McAdams ought to know. He had to take his case all the way to the Wisconsin Supreme Court. He won — after being locked out of his classroom for several semesters. The court found Marquette was in breech of contract and wrongly suspended McAdams after he blogged about a liberal Marquette teacher who prohibited opposing views about same-sex marriage in her class. Marquette administrators were ordered to immediately reinstate the nationally renown professor.
At one point, Marquette President Michael Lovell demanded McAdams apologize before he would be allowed back in the classroom. McAdams, a critic and thorn in the side of the left-leaning Jesuit university’s administration, refused.
“Most university bureaucrats don’t know the history of forced confessions,” the professor said.
Committee member and free-speech-for-me-but-not-for-thee enthusiast Sen. Chris Larson said McAdams’ conservative opinions “bashing” transgender individuals, feminists and others show how speech is protected. The Milwaukee senator said McAdams eventually won his case, so what’s the problem?
“McAdams got justice but lost two years in the classroom to get it,” said University of Wisconsin-Oshkosh English Professor James “Duke” Pesta. He offered impassioned testimony on the assault he has experienced just for teaching the literature of C.S. Lewis and J.R.R. Tolkien. He told the committee he spent $40,000 and six months defending himself after a student in his class complained she was offended by the conservative subject matter. As Empower Wisconsin reported nearly a year ago, Pesta’s name also was dragged through the mud by the student newspaper, despite successfully defending himself from the complaint and the overzealous administration.
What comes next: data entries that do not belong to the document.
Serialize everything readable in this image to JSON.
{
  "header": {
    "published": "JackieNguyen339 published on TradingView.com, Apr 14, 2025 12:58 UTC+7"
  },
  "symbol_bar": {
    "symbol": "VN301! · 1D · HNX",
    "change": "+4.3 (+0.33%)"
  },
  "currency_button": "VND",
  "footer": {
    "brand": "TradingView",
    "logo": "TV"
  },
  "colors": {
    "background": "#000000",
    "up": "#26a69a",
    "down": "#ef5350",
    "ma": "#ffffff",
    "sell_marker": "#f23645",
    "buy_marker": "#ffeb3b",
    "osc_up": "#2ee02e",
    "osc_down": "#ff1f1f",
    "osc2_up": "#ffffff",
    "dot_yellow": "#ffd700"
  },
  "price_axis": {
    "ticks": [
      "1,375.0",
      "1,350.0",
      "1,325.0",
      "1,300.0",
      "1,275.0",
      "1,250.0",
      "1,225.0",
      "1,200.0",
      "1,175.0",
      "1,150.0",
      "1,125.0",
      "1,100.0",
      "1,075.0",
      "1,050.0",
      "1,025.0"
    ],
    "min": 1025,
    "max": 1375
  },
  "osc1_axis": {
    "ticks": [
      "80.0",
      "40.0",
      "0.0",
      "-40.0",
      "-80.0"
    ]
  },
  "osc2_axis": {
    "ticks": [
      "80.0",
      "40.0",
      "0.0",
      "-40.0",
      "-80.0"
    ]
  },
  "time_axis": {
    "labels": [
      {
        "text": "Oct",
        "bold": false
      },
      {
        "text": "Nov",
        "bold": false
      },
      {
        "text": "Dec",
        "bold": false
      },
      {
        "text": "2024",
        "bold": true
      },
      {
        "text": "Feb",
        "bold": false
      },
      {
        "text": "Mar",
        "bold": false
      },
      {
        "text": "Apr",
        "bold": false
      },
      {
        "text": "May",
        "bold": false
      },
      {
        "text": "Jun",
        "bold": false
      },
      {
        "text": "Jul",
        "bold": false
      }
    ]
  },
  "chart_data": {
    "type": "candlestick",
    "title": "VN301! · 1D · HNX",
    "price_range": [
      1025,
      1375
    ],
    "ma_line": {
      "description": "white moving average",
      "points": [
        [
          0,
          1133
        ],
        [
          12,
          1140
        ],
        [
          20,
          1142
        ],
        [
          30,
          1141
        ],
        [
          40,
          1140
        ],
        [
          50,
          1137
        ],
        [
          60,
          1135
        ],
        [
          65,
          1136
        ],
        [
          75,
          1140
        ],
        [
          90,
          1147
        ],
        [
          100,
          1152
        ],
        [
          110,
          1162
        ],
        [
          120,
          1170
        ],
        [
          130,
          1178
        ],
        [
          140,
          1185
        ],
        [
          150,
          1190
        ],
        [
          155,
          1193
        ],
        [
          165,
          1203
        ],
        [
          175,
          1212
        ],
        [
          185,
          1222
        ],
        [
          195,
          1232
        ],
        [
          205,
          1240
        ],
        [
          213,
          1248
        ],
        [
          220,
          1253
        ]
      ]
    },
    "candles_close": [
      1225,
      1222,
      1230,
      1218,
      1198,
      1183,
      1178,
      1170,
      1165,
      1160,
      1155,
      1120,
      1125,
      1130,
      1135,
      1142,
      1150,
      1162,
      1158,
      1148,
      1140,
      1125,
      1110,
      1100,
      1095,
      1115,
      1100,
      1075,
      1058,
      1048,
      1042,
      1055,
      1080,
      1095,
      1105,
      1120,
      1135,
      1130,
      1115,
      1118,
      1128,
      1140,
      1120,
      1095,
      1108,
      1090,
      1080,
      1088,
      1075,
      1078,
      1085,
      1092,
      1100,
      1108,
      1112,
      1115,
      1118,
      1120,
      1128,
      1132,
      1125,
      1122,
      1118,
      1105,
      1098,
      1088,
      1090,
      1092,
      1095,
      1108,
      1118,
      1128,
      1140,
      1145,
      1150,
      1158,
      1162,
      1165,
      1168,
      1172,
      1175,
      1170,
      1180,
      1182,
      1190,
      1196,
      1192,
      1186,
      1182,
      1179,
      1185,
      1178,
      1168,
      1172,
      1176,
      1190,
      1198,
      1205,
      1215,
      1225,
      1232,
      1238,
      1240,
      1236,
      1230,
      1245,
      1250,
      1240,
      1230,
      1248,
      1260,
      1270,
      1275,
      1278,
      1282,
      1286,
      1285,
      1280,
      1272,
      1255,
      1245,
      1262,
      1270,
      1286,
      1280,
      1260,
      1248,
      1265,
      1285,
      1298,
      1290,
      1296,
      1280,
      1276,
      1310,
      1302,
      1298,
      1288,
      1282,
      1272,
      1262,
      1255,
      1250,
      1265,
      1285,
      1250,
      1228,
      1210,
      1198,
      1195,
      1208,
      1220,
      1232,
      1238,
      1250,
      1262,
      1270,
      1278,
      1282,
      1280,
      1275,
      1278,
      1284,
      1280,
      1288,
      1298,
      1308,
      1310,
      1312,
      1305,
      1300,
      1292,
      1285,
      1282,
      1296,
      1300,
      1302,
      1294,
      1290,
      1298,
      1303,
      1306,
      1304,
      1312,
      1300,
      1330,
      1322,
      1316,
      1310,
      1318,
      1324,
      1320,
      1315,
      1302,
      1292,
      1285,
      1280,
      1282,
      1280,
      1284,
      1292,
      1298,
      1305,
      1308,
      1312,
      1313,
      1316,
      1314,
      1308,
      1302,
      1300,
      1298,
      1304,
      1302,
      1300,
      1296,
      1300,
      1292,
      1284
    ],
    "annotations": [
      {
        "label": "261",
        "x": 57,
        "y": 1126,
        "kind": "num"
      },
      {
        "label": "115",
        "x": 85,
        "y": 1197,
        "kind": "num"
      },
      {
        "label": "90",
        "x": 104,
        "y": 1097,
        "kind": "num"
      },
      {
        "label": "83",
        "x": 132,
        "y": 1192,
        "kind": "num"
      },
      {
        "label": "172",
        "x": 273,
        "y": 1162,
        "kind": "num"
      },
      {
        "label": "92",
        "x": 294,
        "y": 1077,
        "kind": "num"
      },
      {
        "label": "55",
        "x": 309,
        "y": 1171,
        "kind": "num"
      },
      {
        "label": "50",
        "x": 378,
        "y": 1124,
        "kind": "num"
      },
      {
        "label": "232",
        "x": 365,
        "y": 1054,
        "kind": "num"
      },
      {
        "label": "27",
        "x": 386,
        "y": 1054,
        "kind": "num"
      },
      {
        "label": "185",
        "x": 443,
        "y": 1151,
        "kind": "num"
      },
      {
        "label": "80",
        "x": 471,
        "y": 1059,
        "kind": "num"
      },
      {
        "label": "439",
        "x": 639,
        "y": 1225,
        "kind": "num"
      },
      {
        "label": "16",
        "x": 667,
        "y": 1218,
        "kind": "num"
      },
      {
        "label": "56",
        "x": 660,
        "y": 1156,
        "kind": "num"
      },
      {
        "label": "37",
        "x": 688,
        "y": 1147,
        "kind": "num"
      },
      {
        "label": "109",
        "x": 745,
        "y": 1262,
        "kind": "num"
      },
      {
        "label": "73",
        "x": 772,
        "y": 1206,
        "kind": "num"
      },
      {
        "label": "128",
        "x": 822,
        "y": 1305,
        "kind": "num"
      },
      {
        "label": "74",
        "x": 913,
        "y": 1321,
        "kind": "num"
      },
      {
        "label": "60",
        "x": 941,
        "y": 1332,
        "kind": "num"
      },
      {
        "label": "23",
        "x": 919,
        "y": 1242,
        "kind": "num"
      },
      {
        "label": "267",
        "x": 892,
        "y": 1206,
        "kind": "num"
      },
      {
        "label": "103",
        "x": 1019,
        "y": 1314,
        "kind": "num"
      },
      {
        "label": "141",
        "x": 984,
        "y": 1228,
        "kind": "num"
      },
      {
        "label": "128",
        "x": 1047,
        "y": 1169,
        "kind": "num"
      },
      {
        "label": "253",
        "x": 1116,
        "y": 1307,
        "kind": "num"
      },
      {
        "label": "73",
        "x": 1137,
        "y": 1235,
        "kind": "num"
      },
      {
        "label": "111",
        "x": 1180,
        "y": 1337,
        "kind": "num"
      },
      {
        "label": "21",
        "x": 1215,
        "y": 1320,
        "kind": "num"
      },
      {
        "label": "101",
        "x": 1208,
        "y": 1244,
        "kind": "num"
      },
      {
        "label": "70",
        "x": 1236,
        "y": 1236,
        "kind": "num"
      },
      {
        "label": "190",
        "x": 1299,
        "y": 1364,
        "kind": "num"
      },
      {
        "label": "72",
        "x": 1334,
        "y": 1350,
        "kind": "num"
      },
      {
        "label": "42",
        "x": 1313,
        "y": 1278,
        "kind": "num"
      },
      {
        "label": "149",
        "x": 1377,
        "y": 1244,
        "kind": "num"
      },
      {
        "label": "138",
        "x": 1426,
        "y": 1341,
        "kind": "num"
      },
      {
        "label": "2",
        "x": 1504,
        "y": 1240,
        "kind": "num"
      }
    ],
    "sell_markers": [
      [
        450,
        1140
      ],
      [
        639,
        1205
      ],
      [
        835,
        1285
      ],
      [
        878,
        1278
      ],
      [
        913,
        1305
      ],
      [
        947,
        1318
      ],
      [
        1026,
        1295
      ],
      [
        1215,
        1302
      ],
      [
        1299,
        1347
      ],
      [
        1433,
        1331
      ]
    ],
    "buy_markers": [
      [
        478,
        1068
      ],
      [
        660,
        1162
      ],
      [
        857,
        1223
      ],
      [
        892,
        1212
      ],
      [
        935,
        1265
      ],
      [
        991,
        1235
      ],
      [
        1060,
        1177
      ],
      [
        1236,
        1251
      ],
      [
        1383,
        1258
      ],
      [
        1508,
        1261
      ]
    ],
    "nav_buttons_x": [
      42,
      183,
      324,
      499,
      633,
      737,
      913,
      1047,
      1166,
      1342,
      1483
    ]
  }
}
He was forced to defend himself again in another failed complaint from a student who cited dozens of things that offended her about Pesta’s Shakespeare class.
“I lost a semester of research dealing with all this,” Pesta said.
While lawmakers are looking at bills that would strengthen academic freedom protections on college campuses and punish those that try to shut down speech, Pesta said Wisconsin needs to enforce the laws it has. More than anything, he said, universities should be mandated to provide students and faculty routine training on free speech — something Wisconsin higher education institutions have failed to do.
Pesta said free speech training is no less important to the core mission of the university than racial and gender awareness.
“No one has bothered to teach them that their education is predicated on having to hear other views, making actual education increasingly impossible in the classroom,” the professor said.
Ryan Owens, director of the Tommy G. Thompson Center on Public Leadership and professor of political science at Wisconsin’s flagship public university, shared research on the the perils of free speech ignorance. Owens testified personally, not as a representative of either institution. While many teachers in the UW System are ardent supporters of free speech, Owens said, universities suffer from an “intellectual monopoly.” Right-of-center ideas are being shut out.
That has led to a concerning trend of students supporting tighter limits on speech. A recent report from the Center on Public Research and the University of Wisconsin Survey Center found:
- Nearly 40% of students believe the government should restrict the speech of climate change deniers
- Over 50% of students believe government should restrict the speech of racially insensitive people
- 63% believe government should punish hate speech
- Over 35% believe that public institutions should be allowed to revoke invitations to speakers who might offend someone
- 53% believe that employers’ religious beliefs should give way when it comes to providing goods or services, like contraceptives or abortion coverage, that violate their religious beliefs.
Students are not alone in their ignorance.
Sen. John Erpenbach (D-West Point), a member of the Senate committee, said instances of Wisconsin’s left-wing universities targeting conservative speech are like voter fraud complaints — there’s “no evidence” of it.
The Republican members of the committee disagree.
“Of all places the freedom of the First Amendment should be championed on our college campuses,” Roth said.